Bu benim için çok büyük bir bilgi. Yani meditasyonla nöron yollarının değiştiğini biliyordum fakat bir şeyin değişmesine gerek kalmadan bu doğal becerinin beynimizde var olduğunu bilmek benim için çok önemli bir bilgi! Fabrika ayarlarımız meğer zaten meditasyon modundaymış.
Durmak
Sitting Still Like a Frog kitabının yazarı Eline Snel, Çocuklarla Farkındalık Pratiği Eğitimi’nin dördüncü dersini Ebeveynlik Stresiyle Baş Edebilmek konusuna ayırmış. Stres yönetiminin önemli bir adımı, hislerimiz ile eylemlerimiz arasında bir ara verebilmekten geçiyor. Yukarıda bahsettiğim gibi bu doğal olarak içimizde var.

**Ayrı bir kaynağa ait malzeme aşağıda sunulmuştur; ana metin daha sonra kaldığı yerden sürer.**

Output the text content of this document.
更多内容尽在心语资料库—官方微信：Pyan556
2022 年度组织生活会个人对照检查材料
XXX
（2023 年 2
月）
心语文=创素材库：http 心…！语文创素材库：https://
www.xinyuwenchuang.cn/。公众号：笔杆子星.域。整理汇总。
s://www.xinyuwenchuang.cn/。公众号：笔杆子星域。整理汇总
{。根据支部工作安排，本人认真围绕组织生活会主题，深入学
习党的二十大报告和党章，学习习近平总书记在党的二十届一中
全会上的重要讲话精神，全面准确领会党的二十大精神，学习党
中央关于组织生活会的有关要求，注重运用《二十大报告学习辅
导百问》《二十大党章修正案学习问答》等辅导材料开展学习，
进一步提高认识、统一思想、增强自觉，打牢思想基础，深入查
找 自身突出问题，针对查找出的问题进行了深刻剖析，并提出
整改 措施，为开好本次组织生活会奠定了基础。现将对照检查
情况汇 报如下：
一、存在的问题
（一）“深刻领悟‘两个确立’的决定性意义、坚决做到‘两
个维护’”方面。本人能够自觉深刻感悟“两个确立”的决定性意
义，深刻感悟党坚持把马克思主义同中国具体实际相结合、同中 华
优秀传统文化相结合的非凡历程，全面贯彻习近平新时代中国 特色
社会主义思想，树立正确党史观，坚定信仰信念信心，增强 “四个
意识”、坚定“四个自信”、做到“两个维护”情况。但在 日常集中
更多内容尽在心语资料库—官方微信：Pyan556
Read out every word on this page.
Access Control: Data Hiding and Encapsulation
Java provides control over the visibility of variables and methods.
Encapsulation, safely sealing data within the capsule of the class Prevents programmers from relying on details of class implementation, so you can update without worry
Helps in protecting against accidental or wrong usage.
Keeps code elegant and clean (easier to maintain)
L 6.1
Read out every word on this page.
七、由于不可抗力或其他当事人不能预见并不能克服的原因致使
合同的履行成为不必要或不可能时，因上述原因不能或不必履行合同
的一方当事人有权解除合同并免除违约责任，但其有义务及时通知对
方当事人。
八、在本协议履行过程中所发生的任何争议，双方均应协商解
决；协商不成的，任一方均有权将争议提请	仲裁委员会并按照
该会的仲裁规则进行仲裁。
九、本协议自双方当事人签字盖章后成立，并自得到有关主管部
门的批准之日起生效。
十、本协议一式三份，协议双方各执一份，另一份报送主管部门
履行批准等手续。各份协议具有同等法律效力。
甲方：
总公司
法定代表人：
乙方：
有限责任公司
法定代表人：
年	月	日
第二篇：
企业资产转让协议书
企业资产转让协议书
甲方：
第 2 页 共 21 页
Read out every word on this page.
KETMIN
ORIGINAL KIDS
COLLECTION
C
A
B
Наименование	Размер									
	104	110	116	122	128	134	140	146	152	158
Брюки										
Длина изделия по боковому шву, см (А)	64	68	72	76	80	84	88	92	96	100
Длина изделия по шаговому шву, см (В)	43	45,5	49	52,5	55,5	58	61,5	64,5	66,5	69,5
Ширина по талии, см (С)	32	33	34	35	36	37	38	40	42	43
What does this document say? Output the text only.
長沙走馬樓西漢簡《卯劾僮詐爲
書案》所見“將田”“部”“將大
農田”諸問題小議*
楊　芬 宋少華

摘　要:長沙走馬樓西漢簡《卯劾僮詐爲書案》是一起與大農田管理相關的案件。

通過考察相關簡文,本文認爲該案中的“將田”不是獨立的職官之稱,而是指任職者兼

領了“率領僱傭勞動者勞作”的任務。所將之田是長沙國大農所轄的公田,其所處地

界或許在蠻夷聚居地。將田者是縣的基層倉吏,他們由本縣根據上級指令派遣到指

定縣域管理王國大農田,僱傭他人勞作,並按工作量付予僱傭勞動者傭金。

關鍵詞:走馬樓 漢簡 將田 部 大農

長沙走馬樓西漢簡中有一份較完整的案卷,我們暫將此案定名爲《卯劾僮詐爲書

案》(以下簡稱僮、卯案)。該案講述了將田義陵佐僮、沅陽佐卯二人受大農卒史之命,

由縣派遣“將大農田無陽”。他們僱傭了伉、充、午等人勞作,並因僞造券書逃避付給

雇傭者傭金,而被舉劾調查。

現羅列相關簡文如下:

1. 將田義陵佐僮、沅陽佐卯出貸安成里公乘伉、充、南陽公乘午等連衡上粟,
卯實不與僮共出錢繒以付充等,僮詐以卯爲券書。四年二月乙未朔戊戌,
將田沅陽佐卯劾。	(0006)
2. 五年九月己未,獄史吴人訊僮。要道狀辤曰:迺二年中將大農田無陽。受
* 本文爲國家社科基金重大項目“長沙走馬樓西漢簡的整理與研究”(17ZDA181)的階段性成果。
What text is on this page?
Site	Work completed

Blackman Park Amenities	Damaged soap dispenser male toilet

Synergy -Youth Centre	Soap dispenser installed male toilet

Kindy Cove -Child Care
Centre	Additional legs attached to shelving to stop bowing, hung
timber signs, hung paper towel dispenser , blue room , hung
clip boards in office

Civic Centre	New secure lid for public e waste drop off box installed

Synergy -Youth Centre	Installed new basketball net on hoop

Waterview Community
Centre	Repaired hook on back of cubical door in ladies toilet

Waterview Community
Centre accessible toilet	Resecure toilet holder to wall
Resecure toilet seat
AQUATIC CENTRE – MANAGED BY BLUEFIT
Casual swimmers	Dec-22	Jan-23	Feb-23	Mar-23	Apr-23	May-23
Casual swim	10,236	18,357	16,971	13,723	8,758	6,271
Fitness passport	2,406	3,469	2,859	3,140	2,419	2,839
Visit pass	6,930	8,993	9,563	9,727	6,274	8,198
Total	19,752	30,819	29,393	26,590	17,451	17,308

Eline’in değindiği aşağıdaki sorular, eyleme geçmeden önce durduğumuzda olan biteni anlamak için harika bir yol haritası:
Durumu stresli hale getiren nedir?
Bu esnada bedenin ne tür sinyaller verdi?
Bu stresli durumda verdiğin ilk tepki neydi?
Savaş mı; bağırmak, patlamak?
Kaç mı; “Eğer ağlamayı kesersen dondurmayı alacağım.”?
Don mu; paniklemek, kalakalmak?
Genel olarak bunlardan bir tanesine yönelimimiz olur; bu konuda şahsi araştırma yapmak enteresan olacaktır. Böylelikle bu eğilimimizi daha kolay tanırız.
Adını koymak, isim vermek
Eline’in bahsettiği ve benim çok işime yarayan bir yöntem de o anki halime isim vermek. Çok basit ve müthiş işe yarıyor. Herhangi bir konuda eğer kızmaya başlamışsam o an sinirli olduğumu kendime beyan ediyorum. Sinirli olduğumda yapmaya yatkın olduklarım sanki bu isimlendirmeyle kovalanıyor gidiyor ve yatkın olduğum davranışlara hemen meyletmiyorum. Her defasında değil belki, ama daha çok durdukça ve otomatik tepki vermekten kaçındıkça, beraber ateşlenen nöronlar birbirine bağlandığı için bu durum da otomatikleşmeye başlıyor. Böylelikle de bu yeni davranış biçimi yeni nöron yolu olmaya başlıyor. Bir nevi bu yaşıma kadar oluşan eski reflekslerimi zayıflatıp, farkındalıklarla yolunu bulan yeni bir refleks geliştiriyorum.
Çocukların davranışlarında bunu görmek bana çok ilham veriyor. Ela bana kızdığında “Kızdırttın (kızdırdın diyeceğine) beni” diye hemen isim koyabiliyor. Duygusunu yakalıyor. Benim de tek yapmam gereken, o anki hissimin adını koyabilmek; “Şu anda kızgınım.” diyebilmek.